My girls. They are my reason for living. Every. Single. Day.
Annalise was born on August 7, 2008 at 11:24 am. I pushed for two hours with her…she weighed 8lbs 12oz at birth and came out face up! From day one, she was curious about the world around her and didn’t want to miss a thing. She remains that way to this day. Never a good napper, always fighting bedtime, Annalise is the child that takes the most out of each and every day. Her infant year was trying; bad nappers tend to be a bit cranky. Though, if I could have bottled her personality during her toddler years, I would be a millionaire right now. I think we had all of two meltdowns from the ages of 2-4. She was sweet and polite, mild-mannered and lovable. She was the kid in preschool that would console other children if they fell down on the playground. To date, at 6 years old, she is smart, girly and a breath of fresh air. She is my ray of sunshine, my warmth on even the coldest day. Annalise is my lover and my nurturer.
It is astounding at how two children who come from the same genetics and are raised in the same environment can be so different. Elena was my Christmas gift in 2012. Born on December 20 at 2:11pm. I pushed for all of 4 contractions and 11 minutes with her. At 7lbs 7ozs, face down, I probably could have sneezed her out in comparison to Annalise. From the start, Elena was seriously the happiest baby I have ever seen! Would only cry when she was tired, would put her down for a nap and 20 seconds later she would be fast asleep. When I tell you she was always happy, I really, truly mean that. As we turned the corner into her toddler years, Elena developed a spitfire of a personality. The girls babysitter starting referring to her as “Baby Adolf,” partially because she was emphatic when she wanted something, and because her baby babble was sounding QUITE German! Judge all you want, but the name stuck for a good 6 months or so. She’s my climber, my go, go, go, nonstop child. Loving and affectionate, but determined and stubborn at the same time…yes… just like her mother, thank you very much!

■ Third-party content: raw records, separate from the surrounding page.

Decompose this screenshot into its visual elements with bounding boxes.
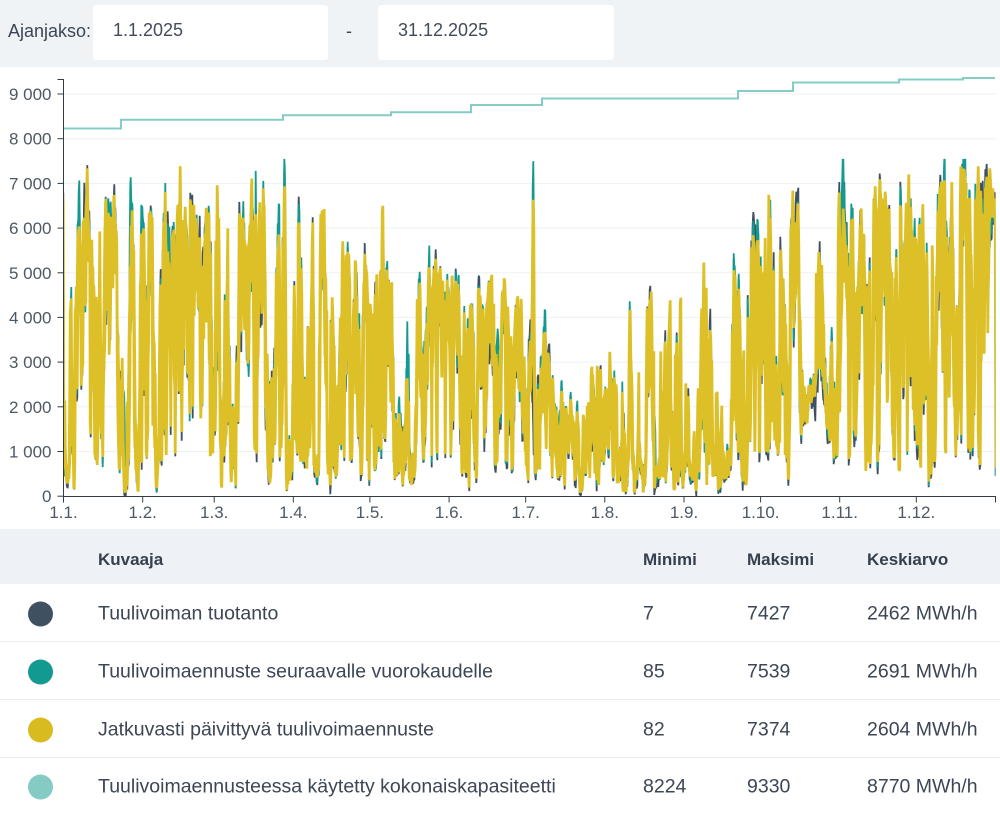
svg-text:3 000: 3 000 — [9, 353, 52, 372]
svg-text:1.11.: 1.11. — [821, 503, 858, 522]
svg-text:9 000: 9 000 — [9, 85, 52, 104]
svg-text:1 000: 1 000 — [9, 443, 52, 462]
svg-text:1.10.: 1.10. — [742, 503, 780, 522]
svg-text:1.4.: 1.4. — [279, 503, 307, 522]
svg-text:2 000: 2 000 — [9, 398, 52, 417]
svg-text:1.7.: 1.7. — [512, 503, 540, 522]
svg-text:1.5.: 1.5. — [356, 503, 384, 522]
svg-text:1.2.: 1.2. — [129, 503, 157, 522]
svg-text:1.6.: 1.6. — [435, 503, 463, 522]
svg-text:7 000: 7 000 — [9, 174, 52, 193]
svg-text:4 000: 4 000 — [9, 308, 52, 327]
svg-text:5 000: 5 000 — [9, 264, 52, 283]
svg-text:8 000: 8 000 — [9, 130, 52, 149]
svg-text:1.9.: 1.9. — [670, 503, 698, 522]
svg-text:1.1.: 1.1. — [49, 503, 77, 522]
svg-text:1.12.: 1.12. — [897, 503, 935, 522]
svg-text:1.8.: 1.8. — [591, 503, 619, 522]
svg-text:1.3.: 1.3. — [200, 503, 228, 522]
svg-text:6 000: 6 000 — [9, 219, 52, 238]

I watch Elena as she faces cancer and chemotherapy in awe. It breaks my heart what she has had to go through in ways I cannot even begin to express. Shortly after we started treatment, I hated every aspect of it, obviously, but most particularly hated that she was too young to understand any of. She was rebellious to the core when it came to anything that had to do with being in the hospital and I can’t tell you how many times I prayed for her to have the understanding needed to make this experience easier on all of us. About a month in, I was looking at both of my girls and actually wondered how different things would be if it was Annalise that had been diagnosed. Yeah…I have not told many people that. It was not my proudest moment, that is for sure. I wasn’t choosing which child was my favorite or anything awful like that…I was just desperate for a sense of understanding that I feared Elena, at 18 months old, would never possess. Not 10 seconds after having that thought, I was bawling my eyes out, angry with myself for even thinking about it. It took me days to shake that meltdown. It wasn’t until a couple of days later that I had an epiphany. I would never want to have to choose which of my children had to go through this awful disease. But I didn’t get to choose. Life chose for me…and life chose Elena for this journey. Life chose my fighter and spitfire and spared my soft little girl. Life gave Elena the most compassionate and caring big sister to get her through this fight, while ensuring she was brave enough to face it. I don’t necessarily relish that fact, but it’s there, and even in the smallest way, gives me some peace of mind.